I stared at my father, and he gave a great start and stared at me.
I wondered if I looked so different after more than two years’ absence. He looked the same, though he had grown a belly that overlapped his belt. Inanely I remembered telling Madonna Giulia that no great cook ever had the time to get fat. I suppose this meant my father was doing well—he’d never had the leisure before to get himself a belly.
“Last I’d heard,” I found myself saying, “you were working for the Doge’s great-nephew, Father. Not an archbishop.”
“Carmelina,” he said, still looking stunned.
“Is Mother with you?” I asked inanely. All my fears, working in Rome, that someday my father or someone else who knew me might cross my path—all the hiding I’d done in storerooms whenever there were Venetian visitors to the Palazzo Santa Maria—a
nd now my father was here, not in the vast city of pilgrims where so many travelers passed, but in the backwaters of the provinces.
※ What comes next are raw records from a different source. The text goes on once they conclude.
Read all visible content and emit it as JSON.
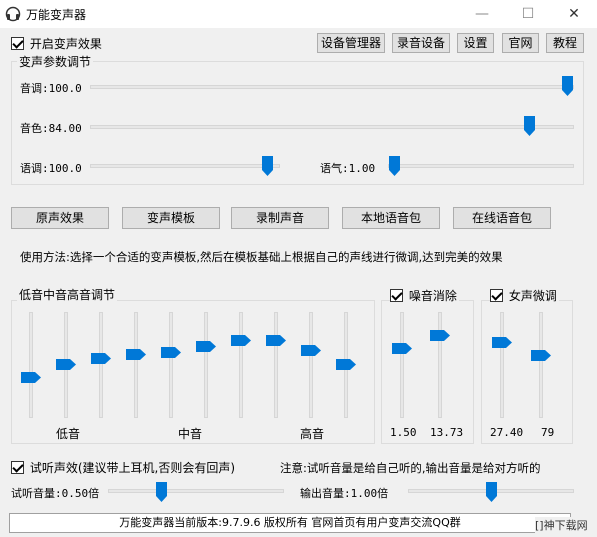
{
  "app": {
    "title": "万能变声器"
  },
  "window_buttons": {
    "minimize": "—",
    "maximize": "☐",
    "close": "✕"
  },
  "top": {
    "enable_label": "开启变声效果",
    "enable_checked": true,
    "buttons": [
      "设备管理器",
      "录音设备",
      "设置",
      "官网",
      "教程"
    ]
  },
  "params": {
    "legend": "变声参数调节",
    "pitch": {
      "label": "音调:100.0",
      "value": 100.0
    },
    "timbre": {
      "label": "音色:84.00",
      "value": 84.0
    },
    "speed": {
      "label": "语调:100.0",
      "value": 100.0
    },
    "tone": {
      "label": "语气:1.00",
      "value": 1.0
    }
  },
  "actions": [
    "原声效果",
    "变声模板",
    "录制声音",
    "本地语音包",
    "在线语音包"
  ],
  "usage": "使用方法:选择一个合适的变声模板,然后在模板基础上根据自己的声线进行微调,达到完美的效果",
  "eq": {
    "legend": "低音中音高音调节",
    "low_label": "低音",
    "mid_label": "中音",
    "high_label": "高音",
    "levels": [
      0.36,
      0.5,
      0.56,
      0.61,
      0.63,
      0.69,
      0.76,
      0.76,
      0.65,
      0.5
    ]
  },
  "noise": {
    "label": "噪音消除",
    "checked": true,
    "values": [
      "1.50",
      "13.73"
    ],
    "levels": [
      0.67,
      0.81
    ]
  },
  "female": {
    "label": "女声微调",
    "checked": true,
    "values": [
      "27.40",
      "79"
    ],
    "levels": [
      0.73,
      0.6
    ]
  },
  "monitor": {
    "label": "试听声效(建议带上耳机,否则会有回声)",
    "checked": true,
    "note": "注意:试听音量是给自己听的,输出音量是给对方听的",
    "listen_volume": {
      "label": "试听音量:0.50倍",
      "value": 0.5
    },
    "output_volume": {
      "label": "输出音量:1.00倍",
      "value": 1.0
    }
  },
  "status": "万能变声器当前版本:9.7.9.6  版权所有  官网首页有用户变声交流QQ群",
  "watermark": "[]神下载网"
}
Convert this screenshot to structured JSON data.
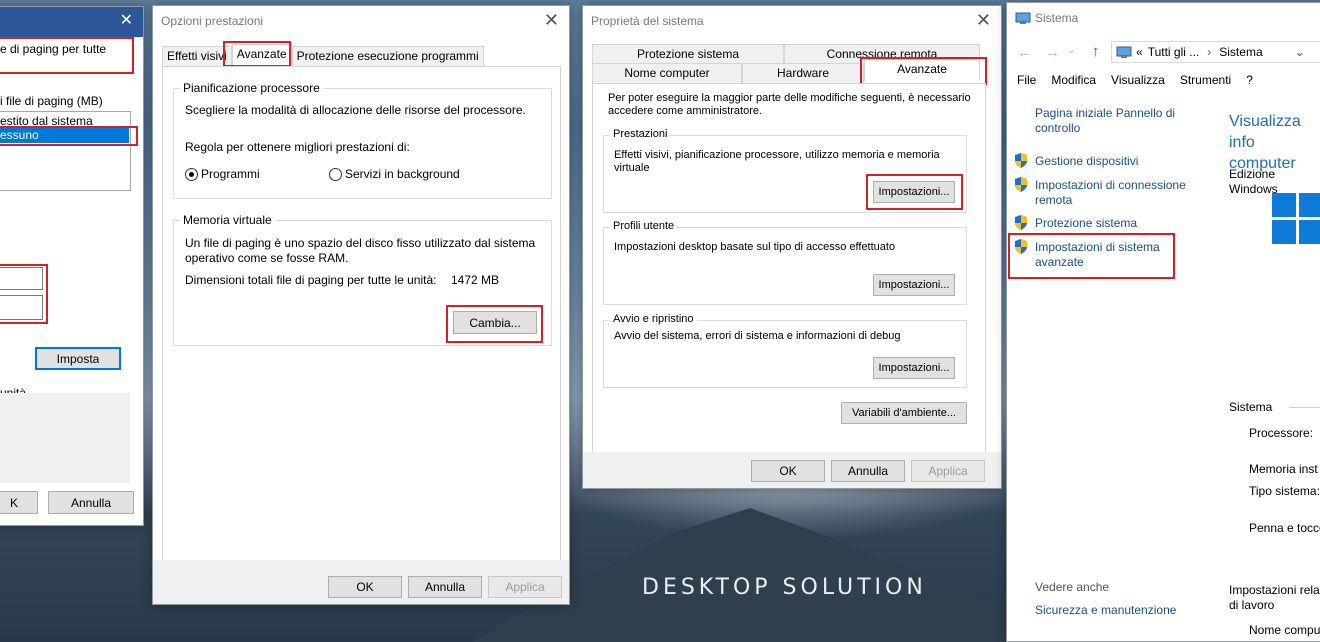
{
  "watermark": "DESKTOP SOLUTION",
  "w1": {
    "line1": "e di paging per tutte",
    "list_header": "i file di paging (MB)",
    "row1": "estito dal sistema",
    "row2": "essuno",
    "set_button": "Imposta",
    "units_label": "unità",
    "ok_button": "K",
    "cancel_button": "Annulla"
  },
  "w2": {
    "title": "Opzioni prestazioni",
    "tabs": [
      "Effetti visivi",
      "Avanzate",
      "Protezione esecuzione programmi"
    ],
    "cpu_group": "Pianificazione processore",
    "cpu_desc": "Scegliere la modalità di allocazione delle risorse del processore.",
    "cpu_prompt": "Regola per ottenere migliori prestazioni di:",
    "radio_programs": "Programmi",
    "radio_background": "Servizi in background",
    "vm_group": "Memoria virtuale",
    "vm_desc1": "Un file di paging è uno spazio del disco fisso utilizzato dal sistema",
    "vm_desc2": "operativo come se fosse RAM.",
    "vm_total_label": "Dimensioni totali file di paging per tutte le unità:",
    "vm_total_value": "1472 MB",
    "change_button": "Cambia...",
    "ok": "OK",
    "cancel": "Annulla",
    "apply": "Applica"
  },
  "w3": {
    "title": "Proprietà del sistema",
    "tabs_top": [
      "Protezione sistema",
      "Connessione remota"
    ],
    "tabs_bottom": [
      "Nome computer",
      "Hardware",
      "Avanzate"
    ],
    "admin_note1": "Per poter eseguire la maggior parte delle modifiche seguenti, è necessario",
    "admin_note2": "accedere come amministratore.",
    "perf_group": "Prestazioni",
    "perf_desc1": "Effetti visivi, pianificazione processore, utilizzo memoria e memoria",
    "perf_desc2": "virtuale",
    "profiles_group": "Profili utente",
    "profiles_desc": "Impostazioni desktop basate sul tipo di accesso effettuato",
    "startup_group": "Avvio e ripristino",
    "startup_desc": "Avvio del sistema, errori di sistema e informazioni di debug",
    "settings_button": "Impostazioni...",
    "env_button": "Variabili d'ambiente...",
    "ok": "OK",
    "cancel": "Annulla",
    "apply": "Applica"
  },
  "w4": {
    "title": "Sistema",
    "address_prefix": "«",
    "address_part1": "Tutti gli ...",
    "address_sep": "›",
    "address_part2": "Sistema",
    "menu": [
      "File",
      "Modifica",
      "Visualizza",
      "Strumenti",
      "?"
    ],
    "home_link1": "Pagina iniziale Pannello di",
    "home_link2": "controllo",
    "links": [
      [
        "Gestione dispositivi"
      ],
      [
        "Impostazioni di connessione",
        "remota"
      ],
      [
        "Protezione sistema"
      ],
      [
        "Impostazioni di sistema",
        "avanzate"
      ]
    ],
    "heading1": "Visualizza info",
    "heading2": "computer",
    "edition": "Edizione Windows",
    "system_label": "Sistema",
    "processor": "Processore:",
    "memory": "Memoria inst",
    "system_type": "Tipo sistema:",
    "pen": "Penna e tocco",
    "see_also": "Vedere anche",
    "security_link": "Sicurezza e manutenzione",
    "related1": "Impostazioni relat",
    "related2": "di lavoro",
    "computer_name": "Nome compu"
  }
}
“Your mother’s safe in Venice,” my father replied automatically, still staring at me as though I were a resurrected corpse. “His Excellency took me with him to Florence on an advisory to Fra Savonarola. We were delayed returning, and now the French army . . .”
He trailed off. Maestro Paolo Mangano, the best cook in Venice, who had set me chopping my first onion at three years old, who had shouted at me for being slow to fetch olive oil and clouted me on the ear for dropping an egg and tanned my back with a ladle for arguing with him about the best way to make a royal sauce. Maestro Paolo Mangano, a right and proper bastard, may Santa Marta and all the saints forgive me for speaking so of my father. A right and proper bastard who had never had a fond word for me but still made me into a cook. For that at least I owed him, and I felt a child’s urge to run to him, bow my head.
Instead, I picked up the nearest knife.
“Turn on your father now, girl?” His eyes narrowed, and I could see him collecting his thoughts. My father could be counted on never to be caught off guard for long. “I’d expect no less of a faithless, talentless slattern like you. I’d assumed you were dead in some whore’s flophouse by now.”
“I’ve missed you too, Father.” He’d spoken in the crystal-sharp Venetian street patois he always used in the kitchens, if not to his distinguished clients, and unthinkingly I answered in the same dialect. Somewhere in the back of my head I was howling in panic, but my voice came out even. The days of hanging my head under the lash of my father’s tongue were long done.
He took a step forward, unfolding his massive arms. “You’re coming with me, girl.”